An origin stage represents the source for the pipeline. You can use a single origin stage in a pipeline.

You can use the following origins in a pipeline:
To help create or test pipelines, you can use the following development origins:
  • Dev Data Generator
  • Dev Random Record Source
  • Dev Raw Data Source
  • Dev Snapshot Replaying

For more information, see Development Stages.

Batch Size and Wait Time

For origin stages, the batch size determines the maximum number of records sent through the pipeline at one time. The batch wait time determines the time that the origin waits for data before sending a batch. At the end of the wait time, it sends the batch regardless of how many records the batch contains.
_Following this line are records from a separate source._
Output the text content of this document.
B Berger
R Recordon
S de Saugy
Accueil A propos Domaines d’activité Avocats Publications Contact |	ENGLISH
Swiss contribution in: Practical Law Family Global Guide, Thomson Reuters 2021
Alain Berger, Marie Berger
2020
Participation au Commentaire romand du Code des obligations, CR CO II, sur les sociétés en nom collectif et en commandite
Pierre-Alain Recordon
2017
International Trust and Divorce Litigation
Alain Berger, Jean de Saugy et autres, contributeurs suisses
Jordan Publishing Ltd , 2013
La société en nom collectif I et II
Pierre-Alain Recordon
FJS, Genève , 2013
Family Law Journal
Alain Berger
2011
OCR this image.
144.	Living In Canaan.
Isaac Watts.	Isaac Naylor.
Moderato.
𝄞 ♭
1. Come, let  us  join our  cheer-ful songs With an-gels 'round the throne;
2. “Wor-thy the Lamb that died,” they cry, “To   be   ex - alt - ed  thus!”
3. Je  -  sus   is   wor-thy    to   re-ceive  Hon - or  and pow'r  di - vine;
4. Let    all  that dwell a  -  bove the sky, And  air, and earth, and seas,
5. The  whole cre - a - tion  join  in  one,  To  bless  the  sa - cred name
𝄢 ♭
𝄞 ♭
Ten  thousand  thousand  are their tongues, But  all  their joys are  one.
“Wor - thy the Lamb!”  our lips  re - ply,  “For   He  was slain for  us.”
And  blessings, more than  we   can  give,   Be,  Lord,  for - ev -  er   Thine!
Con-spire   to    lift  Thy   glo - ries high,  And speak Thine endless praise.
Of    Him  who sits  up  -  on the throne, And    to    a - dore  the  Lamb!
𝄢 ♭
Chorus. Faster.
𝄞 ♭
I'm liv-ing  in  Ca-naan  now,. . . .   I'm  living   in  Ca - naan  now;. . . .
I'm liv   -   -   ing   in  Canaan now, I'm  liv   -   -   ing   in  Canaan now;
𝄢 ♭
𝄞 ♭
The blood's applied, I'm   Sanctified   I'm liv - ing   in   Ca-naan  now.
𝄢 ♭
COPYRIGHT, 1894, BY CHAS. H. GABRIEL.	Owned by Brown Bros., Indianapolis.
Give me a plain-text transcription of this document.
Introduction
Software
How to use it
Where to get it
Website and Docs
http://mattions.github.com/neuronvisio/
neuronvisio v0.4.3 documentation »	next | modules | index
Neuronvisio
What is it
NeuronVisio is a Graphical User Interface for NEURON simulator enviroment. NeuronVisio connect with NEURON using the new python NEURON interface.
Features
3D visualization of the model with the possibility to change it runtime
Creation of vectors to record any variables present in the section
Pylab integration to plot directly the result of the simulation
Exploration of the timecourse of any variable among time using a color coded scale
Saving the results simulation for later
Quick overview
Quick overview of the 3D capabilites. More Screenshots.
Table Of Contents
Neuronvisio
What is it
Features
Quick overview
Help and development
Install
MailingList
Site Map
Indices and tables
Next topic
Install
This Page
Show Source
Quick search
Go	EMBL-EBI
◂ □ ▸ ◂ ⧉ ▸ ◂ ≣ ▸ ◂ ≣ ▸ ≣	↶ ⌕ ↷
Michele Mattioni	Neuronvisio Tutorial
For example, a Amazon S3 origin is configured for a batch size of 20 records and a batch wait time of 240 seconds. When data arrives quickly, the Amazon S3 origin fills a batch with 20 records and sends it through the pipeline immediately, creating a new batch and sending it again as soon as it is full. As incoming data slows, a remaining batch contains a few records, gaining an extra record periodically. 240 seconds after creating the batch, the Amazon S3 origin sends the partially-full batch through the pipeline. It immediately creates a new batch and starts a new countdown.

Configure the batch wait time based on your processing needs. You might reduce the batch wait time to ensure all data is processed within a specified time frame or to make regular contact with pipeline destinations. Use the default or increase the wait time if you prefer not to process partial or empty batches.

Maximum Record Size

Most data formats have a property that limits the maximum size of the record that an origin can parse. For example, the delimited data format has a Max Record Length property, the JSON data format has Max Object Length, and the text data format has Max Line Length.

When the origin processes data that is larger than the specified length, the behavior differs based on the origin and the data format. For example, with some data formats, oversized records are handled based on the record error handling configured for the origin. While in other data formats, the origin might truncate the data. For details on how an origin handles size overruns for each data format, see the "Data Formats" section of the origin documentation.

When available, the maximum record size properties are limited by the maximum parser buffer size, which is 10670080 bytes.